The tunnel did not fare well in the analysis. Building a tunnel would cost three to four times more than a bridge. Likewise, new bridges at the two southern locations would cost two times more than a bridge next to the existing. New access roads and toll/customs facilities drove up the price of these options. More importantly, the existing highway systems in both countries led to the Blue Water Bridge site and a new bridge to the south would not divert enough traffic to benefit the old one.
The study also established a maximum capacity for the Blue Water Bridge. When the traffic volumes reached 1,500 vehicles per hour, then construction of a second bridge should be planned and implemented. It also made several short-term suggestions for improvements including re-striping the pavement markings on the bridge to provide for a truck-climbing lane and expanding the Michigan bridge plaza.
After holding public meetings and studying several alternative locations for a second bridge, the team members recommended that a second bridge be constructed just to the south of the existing bridge...
A new bridge to the south of the existing one would require less displacement of property and homes than one to the north. The southern location would also accommodate the expansion of the bridge plazas on both the U.S. and Canadian sides of the bridge...

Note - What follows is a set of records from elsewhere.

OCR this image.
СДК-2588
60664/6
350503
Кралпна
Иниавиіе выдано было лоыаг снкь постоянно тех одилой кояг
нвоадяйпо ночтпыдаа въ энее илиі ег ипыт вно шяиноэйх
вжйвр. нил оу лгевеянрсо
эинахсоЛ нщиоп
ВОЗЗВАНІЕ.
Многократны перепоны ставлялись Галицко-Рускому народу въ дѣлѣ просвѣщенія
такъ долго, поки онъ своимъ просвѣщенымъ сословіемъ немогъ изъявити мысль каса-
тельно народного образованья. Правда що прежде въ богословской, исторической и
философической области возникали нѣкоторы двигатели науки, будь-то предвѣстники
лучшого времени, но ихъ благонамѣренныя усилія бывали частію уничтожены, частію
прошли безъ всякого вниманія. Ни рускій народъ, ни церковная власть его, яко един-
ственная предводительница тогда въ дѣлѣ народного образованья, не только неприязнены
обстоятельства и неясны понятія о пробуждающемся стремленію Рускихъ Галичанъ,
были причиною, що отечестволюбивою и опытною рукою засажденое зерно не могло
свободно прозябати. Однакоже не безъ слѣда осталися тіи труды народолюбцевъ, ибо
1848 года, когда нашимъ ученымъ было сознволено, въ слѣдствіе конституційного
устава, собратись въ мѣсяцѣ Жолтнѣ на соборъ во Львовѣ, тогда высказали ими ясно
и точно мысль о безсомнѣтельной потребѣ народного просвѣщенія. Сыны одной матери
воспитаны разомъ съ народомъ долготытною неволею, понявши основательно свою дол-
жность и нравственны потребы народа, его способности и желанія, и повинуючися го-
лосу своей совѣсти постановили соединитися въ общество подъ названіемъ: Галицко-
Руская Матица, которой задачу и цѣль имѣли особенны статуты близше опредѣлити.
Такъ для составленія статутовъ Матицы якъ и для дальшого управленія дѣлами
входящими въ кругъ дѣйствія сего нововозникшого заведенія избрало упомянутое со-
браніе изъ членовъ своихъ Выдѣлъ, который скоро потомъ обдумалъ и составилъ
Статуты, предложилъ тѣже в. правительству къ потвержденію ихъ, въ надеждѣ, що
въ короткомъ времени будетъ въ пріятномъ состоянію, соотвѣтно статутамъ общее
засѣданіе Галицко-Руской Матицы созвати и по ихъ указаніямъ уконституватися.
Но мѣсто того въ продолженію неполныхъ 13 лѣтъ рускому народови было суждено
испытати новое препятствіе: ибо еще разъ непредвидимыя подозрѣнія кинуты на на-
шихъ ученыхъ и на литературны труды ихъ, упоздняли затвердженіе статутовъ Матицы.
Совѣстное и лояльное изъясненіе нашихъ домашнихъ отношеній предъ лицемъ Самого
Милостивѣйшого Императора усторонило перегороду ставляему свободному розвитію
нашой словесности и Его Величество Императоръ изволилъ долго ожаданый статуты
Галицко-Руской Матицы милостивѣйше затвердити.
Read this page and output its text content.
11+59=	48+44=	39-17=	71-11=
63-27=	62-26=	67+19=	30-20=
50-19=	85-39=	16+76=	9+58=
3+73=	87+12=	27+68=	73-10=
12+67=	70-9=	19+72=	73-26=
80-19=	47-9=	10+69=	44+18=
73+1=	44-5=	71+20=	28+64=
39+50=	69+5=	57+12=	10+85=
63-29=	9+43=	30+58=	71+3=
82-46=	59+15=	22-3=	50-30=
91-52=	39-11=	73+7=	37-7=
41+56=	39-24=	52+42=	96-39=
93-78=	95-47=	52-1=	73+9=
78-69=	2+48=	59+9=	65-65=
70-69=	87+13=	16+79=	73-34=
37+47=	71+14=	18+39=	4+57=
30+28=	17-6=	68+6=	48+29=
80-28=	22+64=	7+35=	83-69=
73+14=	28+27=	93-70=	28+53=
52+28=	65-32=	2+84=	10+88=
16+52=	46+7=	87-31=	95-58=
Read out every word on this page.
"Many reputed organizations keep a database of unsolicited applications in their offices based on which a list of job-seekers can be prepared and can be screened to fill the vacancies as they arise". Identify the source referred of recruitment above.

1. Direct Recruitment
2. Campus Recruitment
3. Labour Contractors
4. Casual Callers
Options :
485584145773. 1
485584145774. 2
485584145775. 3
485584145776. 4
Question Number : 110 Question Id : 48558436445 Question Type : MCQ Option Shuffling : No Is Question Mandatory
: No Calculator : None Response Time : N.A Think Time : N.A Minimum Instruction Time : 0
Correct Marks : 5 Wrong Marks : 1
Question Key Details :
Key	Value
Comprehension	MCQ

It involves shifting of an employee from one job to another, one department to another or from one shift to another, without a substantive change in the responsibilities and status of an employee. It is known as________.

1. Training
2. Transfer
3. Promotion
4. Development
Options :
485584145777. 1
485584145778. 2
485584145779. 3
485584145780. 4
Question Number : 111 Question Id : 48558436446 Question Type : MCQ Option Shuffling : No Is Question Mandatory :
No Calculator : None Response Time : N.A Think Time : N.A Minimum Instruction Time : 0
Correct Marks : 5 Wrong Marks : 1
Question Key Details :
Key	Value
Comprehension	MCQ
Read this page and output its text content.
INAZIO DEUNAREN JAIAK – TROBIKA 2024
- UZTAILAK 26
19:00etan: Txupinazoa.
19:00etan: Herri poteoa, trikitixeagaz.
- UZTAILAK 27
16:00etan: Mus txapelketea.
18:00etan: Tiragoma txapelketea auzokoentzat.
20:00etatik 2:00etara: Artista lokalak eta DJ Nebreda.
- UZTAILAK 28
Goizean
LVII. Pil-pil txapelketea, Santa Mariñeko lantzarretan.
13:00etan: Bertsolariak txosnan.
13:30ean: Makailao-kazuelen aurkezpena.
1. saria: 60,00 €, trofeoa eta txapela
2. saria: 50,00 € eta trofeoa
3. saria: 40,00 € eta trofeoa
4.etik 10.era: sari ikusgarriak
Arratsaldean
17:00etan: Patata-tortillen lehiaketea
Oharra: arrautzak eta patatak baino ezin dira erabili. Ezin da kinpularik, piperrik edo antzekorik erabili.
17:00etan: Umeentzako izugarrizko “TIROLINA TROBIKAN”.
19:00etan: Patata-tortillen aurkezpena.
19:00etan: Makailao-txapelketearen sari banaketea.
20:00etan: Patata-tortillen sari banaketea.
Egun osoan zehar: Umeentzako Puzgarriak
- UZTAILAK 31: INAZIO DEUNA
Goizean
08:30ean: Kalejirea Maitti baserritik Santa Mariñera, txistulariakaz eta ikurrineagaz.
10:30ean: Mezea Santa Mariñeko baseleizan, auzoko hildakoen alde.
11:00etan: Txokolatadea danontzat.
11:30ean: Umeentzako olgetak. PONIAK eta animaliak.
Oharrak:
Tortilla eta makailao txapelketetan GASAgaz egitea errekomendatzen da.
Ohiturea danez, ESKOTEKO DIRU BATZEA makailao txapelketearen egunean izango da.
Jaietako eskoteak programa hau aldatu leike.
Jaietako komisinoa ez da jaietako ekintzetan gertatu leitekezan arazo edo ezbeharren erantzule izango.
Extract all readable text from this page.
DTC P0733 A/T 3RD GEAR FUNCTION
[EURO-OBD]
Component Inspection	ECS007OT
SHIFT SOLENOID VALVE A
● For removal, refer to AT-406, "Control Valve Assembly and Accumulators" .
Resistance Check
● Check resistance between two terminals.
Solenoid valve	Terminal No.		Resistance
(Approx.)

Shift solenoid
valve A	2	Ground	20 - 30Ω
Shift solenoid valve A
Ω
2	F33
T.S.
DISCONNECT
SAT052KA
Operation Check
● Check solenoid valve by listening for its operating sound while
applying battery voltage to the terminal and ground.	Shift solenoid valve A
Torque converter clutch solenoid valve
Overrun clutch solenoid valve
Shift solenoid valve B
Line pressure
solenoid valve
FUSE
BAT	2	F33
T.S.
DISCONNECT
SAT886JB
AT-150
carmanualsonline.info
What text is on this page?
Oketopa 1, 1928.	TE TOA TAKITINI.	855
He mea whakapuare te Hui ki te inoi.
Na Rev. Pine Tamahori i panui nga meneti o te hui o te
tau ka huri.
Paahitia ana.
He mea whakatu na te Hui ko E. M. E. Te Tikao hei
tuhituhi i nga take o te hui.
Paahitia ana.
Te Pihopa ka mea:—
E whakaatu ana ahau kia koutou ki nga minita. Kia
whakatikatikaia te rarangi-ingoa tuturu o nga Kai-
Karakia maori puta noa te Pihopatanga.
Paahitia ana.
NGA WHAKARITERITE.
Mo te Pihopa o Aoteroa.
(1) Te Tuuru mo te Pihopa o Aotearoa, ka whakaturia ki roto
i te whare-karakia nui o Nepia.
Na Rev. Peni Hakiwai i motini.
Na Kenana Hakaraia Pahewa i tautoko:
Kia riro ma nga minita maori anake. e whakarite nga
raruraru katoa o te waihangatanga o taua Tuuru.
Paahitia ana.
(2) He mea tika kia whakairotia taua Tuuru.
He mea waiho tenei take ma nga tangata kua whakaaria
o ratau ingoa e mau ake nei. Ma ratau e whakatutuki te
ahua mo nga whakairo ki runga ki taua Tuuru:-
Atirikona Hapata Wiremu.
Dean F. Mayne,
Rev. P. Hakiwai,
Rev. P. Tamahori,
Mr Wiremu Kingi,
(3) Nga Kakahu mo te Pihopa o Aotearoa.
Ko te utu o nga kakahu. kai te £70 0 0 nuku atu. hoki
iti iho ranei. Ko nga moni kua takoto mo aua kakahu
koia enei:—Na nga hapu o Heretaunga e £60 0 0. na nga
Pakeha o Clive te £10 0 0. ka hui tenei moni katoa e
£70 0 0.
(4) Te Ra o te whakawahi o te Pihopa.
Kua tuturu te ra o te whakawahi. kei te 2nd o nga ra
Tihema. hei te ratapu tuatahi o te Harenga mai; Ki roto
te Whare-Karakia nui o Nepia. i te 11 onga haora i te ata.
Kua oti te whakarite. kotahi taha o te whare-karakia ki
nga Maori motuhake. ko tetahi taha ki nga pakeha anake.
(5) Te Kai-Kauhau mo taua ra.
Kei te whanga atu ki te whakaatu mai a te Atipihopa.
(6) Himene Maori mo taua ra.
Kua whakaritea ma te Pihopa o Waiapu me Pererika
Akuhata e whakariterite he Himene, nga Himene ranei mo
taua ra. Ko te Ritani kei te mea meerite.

Both countries completed major freeways leading to the bridge. I-69 in Michigan and Highway 402 in Canada provided an attractive low-traffic alternative to the Detroit-Windsor route. Ironically the original Blue Water Bridge Commission planned for the bridge to serve the Montreal to Chicago International route, but the descendent of this route did not become a freeway reality until the 1990s."
In other words, a twinned bridge at the existing location made the most sense from a cost and plaza perspective and disrupted the fewest number of people. The road system in the region already was geared around the existing bridge. Moreover, they just did not build it but waited until traffic justified its construction.
An interesting lesson to be learned from all of this no doubt.